Effect of Low Dose Propranonol on Perioperative Stress Induced Hemodynamic Changes in Upper Abdominal Surgery
DOI:
https://doi.org/10.3329/jbsa.v19i1.4009Keywords:
abdominal surgeryAbstract
Stress response is accompanied by an increased traffic in sympathetic efferent tracts resulting in potentially severe hypertension, tachycardia and is associated with post-operative morbidity. Study establishes the assumption that ‘stress free' general anesthesia is necessarily advantageous. A recent study has suggested that different pre-medication may lead to an alteration in sympatho-adrenal stress response during surgery. Several agents and regimens have been devised to control this stress induced haemodynamic responses including alphablocker droperidol, lignocaine, low dose opioid and cervical extradural blockade.

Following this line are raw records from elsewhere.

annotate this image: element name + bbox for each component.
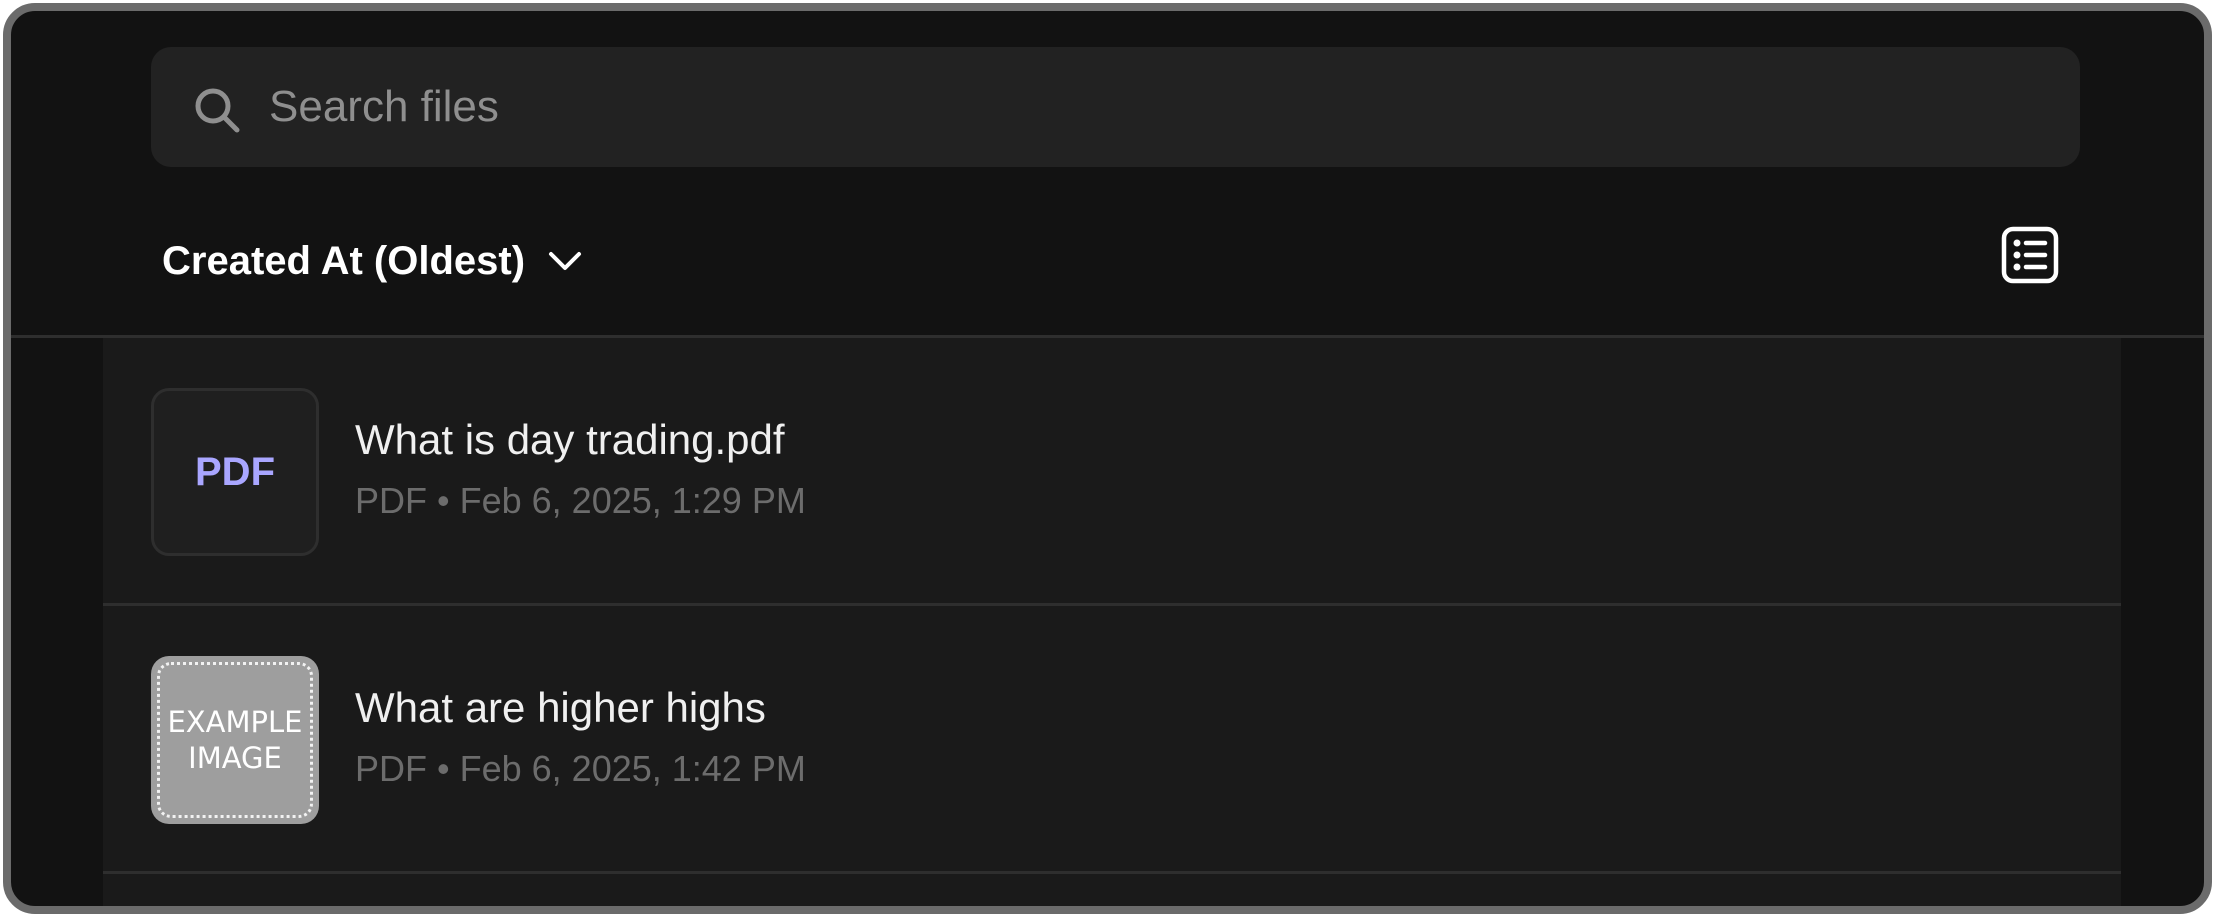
file-name: What are higher highs	[355, 684, 766, 731]
pdf-thumbnail: PDF	[151, 388, 319, 556]
file-name: What is day trading.pdf	[355, 416, 785, 463]
list-view-icon[interactable]	[2000, 225, 2060, 285]
search-icon	[195, 88, 240, 133]
file-browser-panel: Created At (Oldest) PDF What is day trad…	[3, 3, 2212, 914]
file-row[interactable]: EXAMPLE IMAGE What are higher highs PDF …	[103, 606, 2121, 874]
file-list: PDF What is day trading.pdf PDF • Feb 6,…	[103, 338, 2121, 906]
search-bar[interactable]	[151, 47, 2080, 167]
search-input[interactable]	[269, 47, 2049, 167]
pdf-thumbnail-label: PDF	[195, 449, 275, 494]
sort-label: Created At (Oldest)	[162, 238, 526, 283]
file-meta: PDF • Feb 6, 2025, 1:29 PM	[355, 480, 806, 521]
image-thumbnail: EXAMPLE IMAGE	[151, 656, 319, 824]
sort-dropdown[interactable]: Created At (Oldest)	[162, 229, 585, 293]
image-thumbnail-label: EXAMPLE IMAGE	[167, 705, 303, 775]
chevron-down-icon	[549, 252, 582, 270]
file-row[interactable]: PDF What is day trading.pdf PDF • Feb 6,…	[103, 338, 2121, 606]
file-meta: PDF • Feb 6, 2025, 1:42 PM	[355, 748, 806, 789]
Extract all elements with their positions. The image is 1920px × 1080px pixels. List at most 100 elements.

It has been demonstrated that beta-adrenoceptor blocker, in therapeutic doses, caused only modest reduction in cardiac output while decreasing the incidence of arrhythmia and myocardial ischaemia after laryngoscopy and intubation. It is recommended that their administration to be continued until the day of surgery. Even a single dose of a beta-blocker given as a premedication decreases the incidence of episodes of myocardial ischaemia. Atenolol, a selective beta-blocker, per oral significantly reduces cardiovascular morbidity in non-cardiac surgery. Propranolol, a non-selective beta-blocker, has an added advantage of alleviating effect in anxiety. In addition, cost of propranolol is generally low and the systems required to use them according to the protocol used in this study are already in place.
This prospective study was performed to establish its effects on per-operative haemodynamic response in non-cardiac surgery.
The effect of propranolol on heart rate, systolic arterial pressure and derived value rate pressure product (RPP) on peri-operative period was significantly different from that of placebo effect. The result showed that propranolol significantly reduces heart rate, SAP & thus RPP & reduces peri-operative morbidity and mortality.